Foram diversos os rastros que levaram os investigadores até Rivello e uma das provas é particularmente chocante. Ele mandou mensagens a vários outros usuários do Twitter contando o que havia feito e comentando: "espero que isso o leve a uma convulsão".

A postagem original está disponível online - não reproduzo o GIF animado por razões óbvias. Abaixo, você pode ver a versão estática da postagem, feita de forma aberta utilizando uma conta com nome falso que John Raybe Rivello mantinha no Twitter. No meio da imagem, a frase: "Você merece uma convulsão pelos seus posts".

Imagem do corpo da matéria

O veterano pagou US$ 100 mil em fiança e pôde responder o processo em liberdade. Iniciou-se a partir daí a discussão: mandar algo pela internet com intenção deliberada de causar uma convulsão e conseguir causar uma convulsão é uma agressão equivalente às feitas pessoalmente? Deve ter as mesmas consequências?

Em novembro de 2017, o Ministério Público de Maryland decidiu retirar suas acusações civil contra o agressor. Pela lei dos Estados Unidos, o processo pode ser reaberto a qualquer momento. Há um outro processo federal relativo ao caso, na esfera civil. O jornalista pede indenização por danos morais.

Segundo os advogados do veterano, que sofre de stress pós-traumático, o caso - mandar uma imagem para causar uma convulsão e conseguir - estava sendo superdimensionado.

Mas, na verdade, há uma questão técnica jurídica por trás da desistência dos promotores de nível federal. Na esfera local, em Dallas, o processo foi feito levando em conta as leis já existentes e a punição pode ser mais severa. O réu responde por agressão qualificada com o uso de arma letal e por motivo torpe.

De qualquer forma, a soltura e o fim do caso nacional fizeram com que, nas redes sociais, parecesse que houve um relaxamento do caso. Agora surgem pessoas que fazem cópia do ataque e não é com motivo político, aliás, ninguém nem sabe qual a motivação. Se é que podemos aceitar qualquer tipo de justificativa para esse tipo de coisa.

Nessa polarização que estamos vivendo, tendemos a acreditar que é o debate baixo e violento que acaba motivando pessoas a fazer coisas que não fariam na vida real ou se tivessem de mostrar a cara. Já acreditei nessa teoria, mas os fatos começam a me fazer repensar.

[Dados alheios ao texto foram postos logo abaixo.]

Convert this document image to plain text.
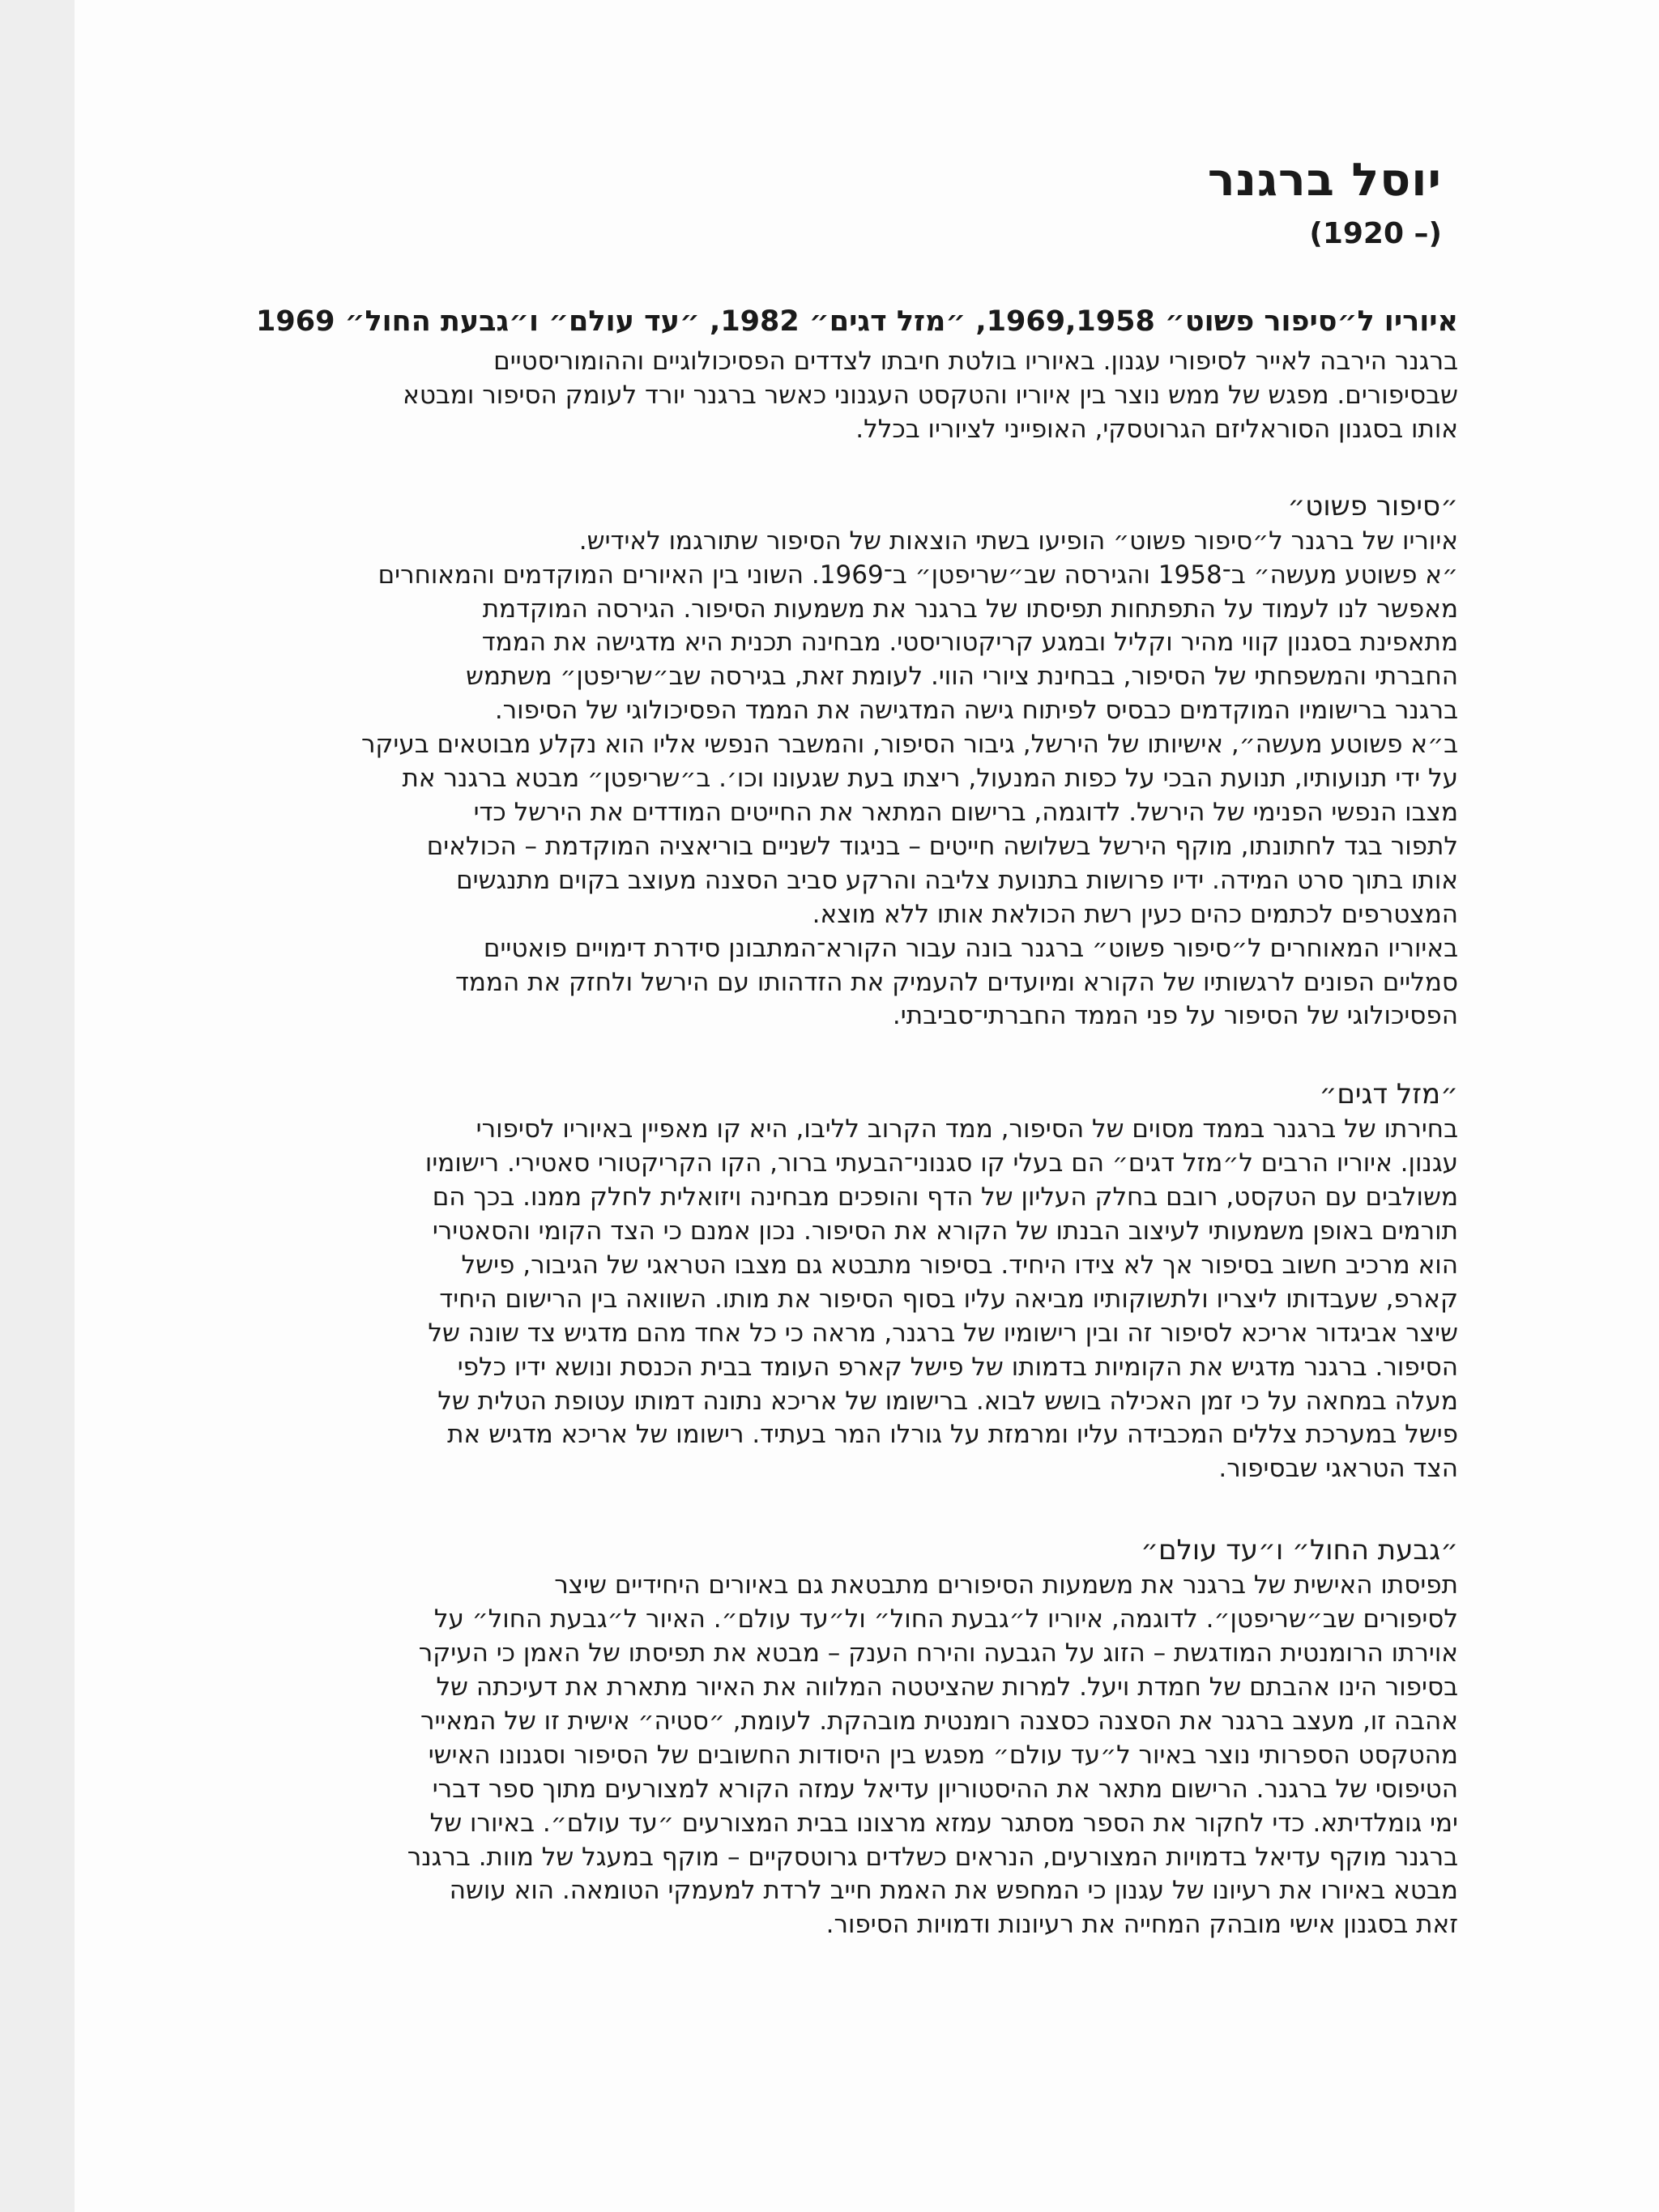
יוסל ברגנר
(1920 –)
איוריו ל״סיפור פשוט״ 1969,1958, ״מזל דגים״ 1982, ״עד עולם״ ו״גבעת החול״ 1969
ברגנר הירבה לאייר לסיפורי עגנון. באיוריו בולטת חיבתו לצדדים הפסיכולוגיים וההומוריסטיים
שבסיפורים. מפגש של ממש נוצר בין איוריו והטקסט העגנוני כאשר ברגנר יורד לעומק הסיפור ומבטא
אותו בסגנון הסוראליזם הגרוטסקי, האופייני לציוריו בכלל.
״סיפור פשוט״
איוריו של ברגנר ל״סיפור פשוט״ הופיעו בשתי הוצאות של הסיפור שתורגמו לאידיש.
״א פשוטע מעשה״ ב־1958 והגירסה שב״שריפטן״ ב־1969. השוני בין האיורים המוקדמים והמאוחרים
מאפשר לנו לעמוד על התפתחות תפיסתו של ברגנר את משמעות הסיפור. הגירסה המוקדמת
מתאפינת בסגנון קווי מהיר וקליל ובמגע קריקטוריסטי. מבחינה תכנית היא מדגישה את הממד
החברתי והמשפחתי של הסיפור, בבחינת ציורי הווי. לעומת זאת, בגירסה שב״שריפטן״ משתמש
ברגנר ברישומיו המוקדמים כבסיס לפיתוח גישה המדגישה את הממד הפסיכולוגי של הסיפור.
ב״א פשוטע מעשה״, אישיותו של הירשל, גיבור הסיפור, והמשבר הנפשי אליו הוא נקלע מבוטאים בעיקר
על ידי תנועותיו, תנועת הבכי על כפות המנעול, ריצתו בעת שגעונו וכו׳. ב״שריפטן״ מבטא ברגנר את
מצבו הנפשי הפנימי של הירשל. לדוגמה, ברישום המתאר את החייטים המודדים את הירשל כדי
לתפור בגד לחתונתו, מוקף הירשל בשלושה חייטים – בניגוד לשניים בוריאציה המוקדמת – הכולאים
אותו בתוך סרט המידה. ידיו פרושות בתנועת צליבה והרקע סביב הסצנה מעוצב בקוים מתנגשים
המצטרפים לכתמים כהים כעין רשת הכולאת אותו ללא מוצא.
באיוריו המאוחרים ל״סיפור פשוט״ ברגנר בונה עבור הקורא־המתבונן סידרת דימויים פואטיים
סמליים הפונים לרגשותיו של הקורא ומיועדים להעמיק את הזדהותו עם הירשל ולחזק את הממד
הפסיכולוגי של הסיפור על פני הממד החברתי־סביבתי.
״מזל דגים״
בחירתו של ברגנר בממד מסוים של הסיפור, ממד הקרוב לליבו, היא קו מאפיין באיוריו לסיפורי
עגנון. איוריו הרבים ל״מזל דגים״ הם בעלי קו סגנוני־הבעתי ברור, הקו הקריקטורי סאטירי. רישומיו
משולבים עם הטקסט, רובם בחלק העליון של הדף והופכים מבחינה ויזואלית לחלק ממנו. בכך הם
תורמים באופן משמעותי לעיצוב הבנתו של הקורא את הסיפור. נכון אמנם כי הצד הקומי והסאטירי
הוא מרכיב חשוב בסיפור אך לא צידו היחיד. בסיפור מתבטא גם מצבו הטראגי של הגיבור, פישל
קארפ, שעבדותו ליצריו ולתשוקותיו מביאה עליו בסוף הסיפור את מותו. השוואה בין הרישום היחיד
שיצר אביגדור אריכא לסיפור זה ובין רישומיו של ברגנר, מראה כי כל אחד מהם מדגיש צד שונה של
הסיפור. ברגנר מדגיש את הקומיות בדמותו של פישל קארפ העומד בבית הכנסת ונושא ידיו כלפי
מעלה במחאה על כי זמן האכילה בושש לבוא. ברישומו של אריכא נתונה דמותו עטופת הטלית של
פישל במערכת צללים המכבידה עליו ומרמזת על גורלו המר בעתיד. רישומו של אריכא מדגיש את
הצד הטראגי שבסיפור.
״גבעת החול״ ו״עד עולם״
תפיסתו האישית של ברגנר את משמעות הסיפורים מתבטאת גם באיורים היחידיים שיצר
לסיפורים שב״שריפטן״. לדוגמה, איוריו ל״גבעת החול״ ול״עד עולם״. האיור ל״גבעת החול״ על
אוירתו הרומנטית המודגשת – הזוג על הגבעה והירח הענק – מבטא את תפיסתו של האמן כי העיקר
בסיפור הינו אהבתם של חמדת ויעל. למרות שהציטטה המלווה את האיור מתארת את דעיכתה של
אהבה זו, מעצב ברגנר את הסצנה כסצנה רומנטית מובהקת. לעומת, ״סטיה״ אישית זו של המאייר
מהטקסט הספרותי נוצר באיור ל״עד עולם״ מפגש בין היסודות החשובים של הסיפור וסגנונו האישי
הטיפוסי של ברגנר. הרישום מתאר את ההיסטוריון עדיאל עמזה הקורא למצורעים מתוך ספר דברי
ימי גומלדיתא. כדי לחקור את הספר מסתגר עמזא מרצונו בבית המצורעים ״עד עולם״. באיורו של
ברגנר מוקף עדיאל בדמויות המצורעים, הנראים כשלדים גרוטסקיים – מוקף במעגל של מוות. ברגנר
מבטא באיורו את רעיונו של עגנון כי המחפש את האמת חייב לרדת למעמקי הטומאה. הוא עושה
זאת בסגנון אישי מובהק המחייה את רעיונות ודמויות הסיפור.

Aqueles que já têm dentro de si a marca da maldade e o desprezo pelos outros seres humanos, princípios e moralidade tendem a procurar como desculpa para seus malfeitos aquilo que esteja tirando do sério pessoas comuns.

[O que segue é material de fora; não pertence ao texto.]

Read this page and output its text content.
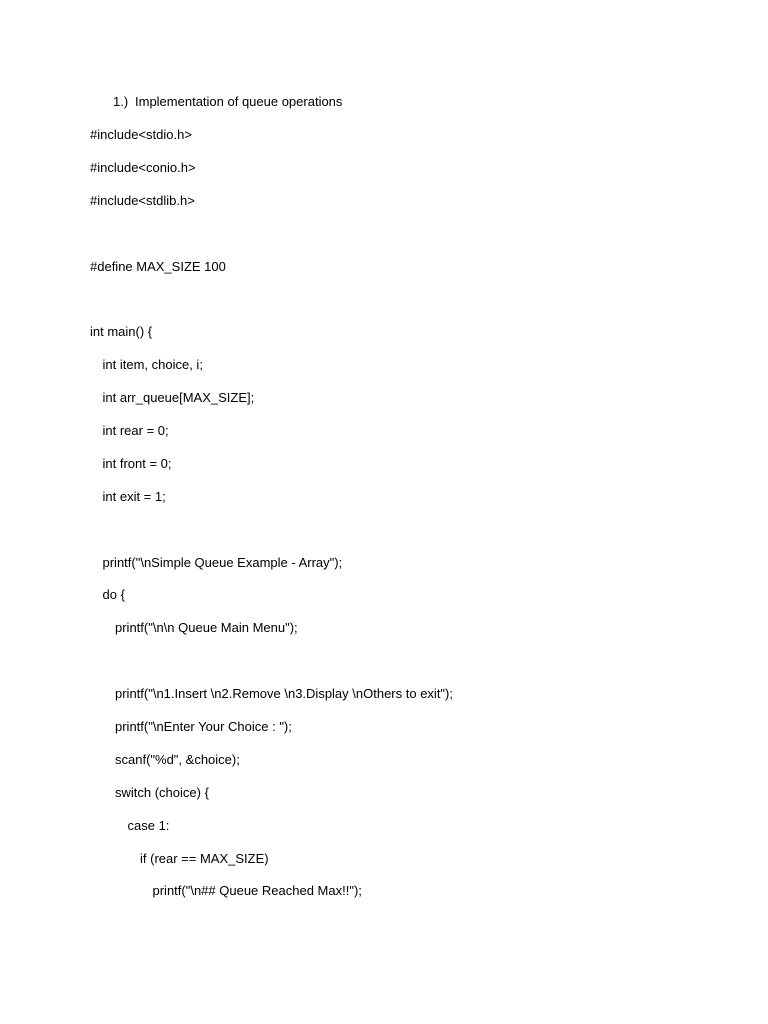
1.) Implementation of queue operations
#include<stdio.h>
#include<conio.h>
#include<stdlib.h>
#define MAX_SIZE 100
int main() {
int item, choice, i;
int arr_queue[MAX_SIZE];
int rear = 0;
int front = 0;
int exit = 1;
printf("\nSimple Queue Example - Array");
do {
printf("\n\n Queue Main Menu");
printf("\n1.Insert \n2.Remove \n3.Display \nOthers to exit");
printf("\nEnter Your Choice : ");
scanf("%d", &choice);
switch (choice) {
case 1:
if (rear == MAX_SIZE)
printf("\n## Queue Reached Max!!");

É óbvio que muita gente subiu o tom em discussões, usou palavreado que não devia ou foi injusta em um momento ou outro com alguém. A polarização, além de dividir a sociedade, estabeleceu um padrão de conversa em que não se ouve para entender, mas para rebater. Nessa dinâmica, o importante não é o relacionamento ou o melhor resultado, é vencer o debate.

O cidadão comum não colhe bons frutos desse tipo de ambiente social. É cansativo, não constrói nada e não faz avançar nem a sociedade nem o debate político. Mas essa é a tempestade perfeita para quem busca só uma boa desculpa para soltar os demônios que já possui na porção escura da alma.

Como diferenciar quem perdeu a linha porque está com os nervos à flor da pele e quem usa o clima tenso como desculpa para maldades que faria de qualquer maneira? Talvez esse seja um dos grandes desafios para 2020. O Natal é uma época especial para a gente tomar consciência de que essa diferença existe porque vamos conviver, querendo ou à força, com os mais íntimos, seja porque amamos ou porque somos obrigados.

Todos, inclusive os melhores de nós, temos defeitos terríveis e cometemos deslizes e pecados. As pessoas que nós amamos têm defeitos que conhecemos e tomam atitudes das quais discordamos. Nem por isso passamos a crer que elas têm uma natureza maligna, são totalmente maldosas ou têm a marca da maldade. Sabemos a diferença entre o erro e o dolo, entre o deslize e o método.

Que o amor e família abram nossos olhos para nosso próprio comportamento, das pessoas que nos cercam e, infelizmente, para o fato de que existe sim a marca da maldade. Não podemos subestimá-la nem devolver na mesma moeda. A grande vitória do mal não é concretizar objetivos obscuros, é conseguir que nos tornemos como ele.